The water column is not a static environment, it is constantly changing. If water temperatures are high, the thermocline might be pushed downward. If the lake is relatively shallow ( less than 30 feet), and it is oriented so the wind blows the length of the lake(fetch) the lake may completely mix. This occurred on Big Saint Germain around mid July and the entire water column measured 69 degrees from top to bottom. It then stabilized and a thermocline set up around 22 feet in early August.

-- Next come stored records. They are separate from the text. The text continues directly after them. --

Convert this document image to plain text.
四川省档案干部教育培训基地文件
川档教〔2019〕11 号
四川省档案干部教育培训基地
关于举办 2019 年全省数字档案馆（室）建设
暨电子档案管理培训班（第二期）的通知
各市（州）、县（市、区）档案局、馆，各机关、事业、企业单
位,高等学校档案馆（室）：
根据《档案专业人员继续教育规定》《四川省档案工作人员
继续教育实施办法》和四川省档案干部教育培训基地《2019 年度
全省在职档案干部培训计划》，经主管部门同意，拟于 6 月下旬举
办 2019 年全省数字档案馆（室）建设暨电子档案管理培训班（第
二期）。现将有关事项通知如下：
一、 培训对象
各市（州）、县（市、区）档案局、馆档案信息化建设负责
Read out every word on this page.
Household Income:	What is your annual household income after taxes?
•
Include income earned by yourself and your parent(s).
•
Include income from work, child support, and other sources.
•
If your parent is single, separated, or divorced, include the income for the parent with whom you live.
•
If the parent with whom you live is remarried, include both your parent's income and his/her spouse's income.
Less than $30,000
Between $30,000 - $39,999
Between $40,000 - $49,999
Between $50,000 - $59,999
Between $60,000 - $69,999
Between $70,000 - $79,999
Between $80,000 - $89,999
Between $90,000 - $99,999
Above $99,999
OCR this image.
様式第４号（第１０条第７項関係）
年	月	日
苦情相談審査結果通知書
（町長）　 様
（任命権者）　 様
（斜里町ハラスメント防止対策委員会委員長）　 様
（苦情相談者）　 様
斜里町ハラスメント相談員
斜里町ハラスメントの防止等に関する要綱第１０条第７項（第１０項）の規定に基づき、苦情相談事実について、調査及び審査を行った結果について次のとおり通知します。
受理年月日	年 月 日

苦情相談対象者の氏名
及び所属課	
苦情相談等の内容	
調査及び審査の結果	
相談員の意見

Usually in August the lakes in northern Wisconsin experience cold nights. The water will lose energy as evidenced by “steam” over the water in the morning. This indicates that the lake surface is cooling. As this happens, the cooler surface water will sink and warmer water at depth will upwell until water temps are stabilized. This usually doesn’t break the thermocline. However on some shallow sections of lakes and some shallow lakes without a thermocline this cooling may cause the organic material on the bottom to upwell to the surface. This, in essence, fertilizes the water column. Algae acts quickly to take advantage of the increased nutrients and algae blooms occur. This is further aided by the breakdown of submergent weeds as the summer progresses. Weeds die and start decomposing adding more nutrients to the system creating algae blooms that may occur until much later in the fall. This mixing of the layer of water above the thermocline (epilimnion) occurs on a daily basis when air temperatures fluctuate.

The term turnover refers to the destruction of the thermocline. Water above the thermocline is warmer and less dense. Water below the thermocline has a density different enough so an invisible barrier develops. When surface water temperatures drop below the temperature of the water column below the thermocline (hypolimnion) surface water will sink through the thermocline and mix the entire water column. This is what is known as turnover. It doesn’t occur at the same time on all lakes as all lakes do not have the same water temperature at the bottom. Little Arbor Vitae may have a bottom temperature of 54 degrees and will turn much earlier than Trout lake that has 41 degree water at the bottom. This time is a turbulent time for fish. Fish crave stability so they may temporarily move very shallow or suspend in the water column. Generally move to a different lake if you see the tell tale gorp that shows up at the surface at this time. 

After turnover the entire water column is equal in temperature and oxygen briefly. Fish can move anywhere and be comfortable. As temperatures at night decrease and then warm during the day fish become uncomfortable with this daily change and they will seek stability. This generally means deeper water adjacent to weeds or shallow rock. They will continue this behavior until the cover of ice changes everything.

With the cover of ice preventing drastic changes in lake temperatures fish move back into the shallows to feed as this is the only cover left in the lake. Deep wood can be an alternative source of cover for baitfish and can be very good. Fish like walleye may slip deeper during the day and move into the shallows when they have more of a sight advantage or they may sink into the weeds. Fish will stay near weeds until they start decomposing and using up oxygen. This occurs naturally later in the winter or can happen earlier if heavy slush develops early and persists like it did in the winter of 2022-23. If this happens fish move either under the ice or into deeper water that contains better oxygen. In some very weedy lakes, sunlight penetration can be reduced so much that weeds die, decompose and use up oxygen and cause winter fish kills. I can only assume that the last two winters had severe winter kills in those shallow lakes.

As you can see, lakes are a very dynamic environment. Knowing this information can help you locate fish throughout the year and help you catch more fish.